What happens under stress situation is that we second guess our ability and pay detail attention to things that should be on autopilot. We become very conscious of ourselves. We start breaking down the details of our skills. Focusing on the outcome instead will give better results. All we want to do is sail rather than fail.

A Study was done at Cornell University with medical students. They divided the group of medical students of the same age and level into 2 groups. One who is preparing to take their board exams and one not. They measured the brain activities showing how the brain gets ready for board exam compared with other people not having exam. What changes in the brain? Study showed people who were excessively worried about the exam performed bad at critical thinking problems. Study also concludes that stress in one area of life effects other parts of the lives.

Now let us talk about what can we do help our brain perform at its peak.

  • People are more likely to get the answers if they walk away from the difficult problem for a while. This is taking a step back and view the problem differently. Mind resets and you get the connection back.
  • Sleep is an important for our life. Mind does not stop working even when we are sleeping but it works on its on things. It makes new connections from the information we gathered in our waking hours.
  • Talking out your problems to someone who does not know the answer will also help you solve the problem on your own.
  • Our emotions also messes with Frontal Cortex’s functions. When we are under pressure, FC does not keep the negative emotions away and gets us. In teens, FC is under developed, it completes in 20s.

fMRI, Functional MRI (Magnetic resonance Imaging) is one way of testing brain activities. It shows functioning of brain in real time. People who are nervous about Math problems were told they are going to solve a math problem. The part of brain that lights up when we are physically harmed lighted up for these people who were fearing Math problems. To them anticipating Math was as painful as they have been pricked by a needle. This is caused by lack of blood supply to Neurons in the brain. If you tell them ahead about the problem, fear shuts down FC and they don’t perform better.
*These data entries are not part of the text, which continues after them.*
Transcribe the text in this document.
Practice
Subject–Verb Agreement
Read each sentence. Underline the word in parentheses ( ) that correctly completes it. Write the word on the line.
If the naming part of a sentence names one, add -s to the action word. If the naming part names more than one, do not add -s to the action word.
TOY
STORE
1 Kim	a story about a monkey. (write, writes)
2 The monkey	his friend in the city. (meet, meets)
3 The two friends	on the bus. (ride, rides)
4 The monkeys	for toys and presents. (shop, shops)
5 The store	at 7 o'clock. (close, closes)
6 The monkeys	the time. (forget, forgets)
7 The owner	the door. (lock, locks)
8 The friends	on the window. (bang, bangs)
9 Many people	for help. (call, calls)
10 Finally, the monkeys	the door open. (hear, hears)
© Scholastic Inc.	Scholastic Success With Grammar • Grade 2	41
What can we do about this negativity? Every time negative emotion comes, practice changing it with one thing that you can change. The practice is important. Behavior will change gradually. How we think about ourselves matters very much. If we think we are better at something, chances are we will do better in that in that task. Asian girls did better on Math problems when they thought they are Asian and therefore better at Math than when they thought they are girls and therefore not good at Math.

  • Taking walks in nature is beneficial for brain and helps focus our attention. Even looking at pictures of nature will give some of the benefits.
  • Practice being in the stressful situation and when actual stressful condition happens you are more ready to cope and perform better in it. Simulating the actual situation will help.
  • Your body language send other messages weather you are ready or not. It also gives message to your own brain. So keeping your posture upright also keeps away negative emotions.
  • Journaling is best way to get the negativity out. This opportunity to download you thoughts on paper helps you give perspective.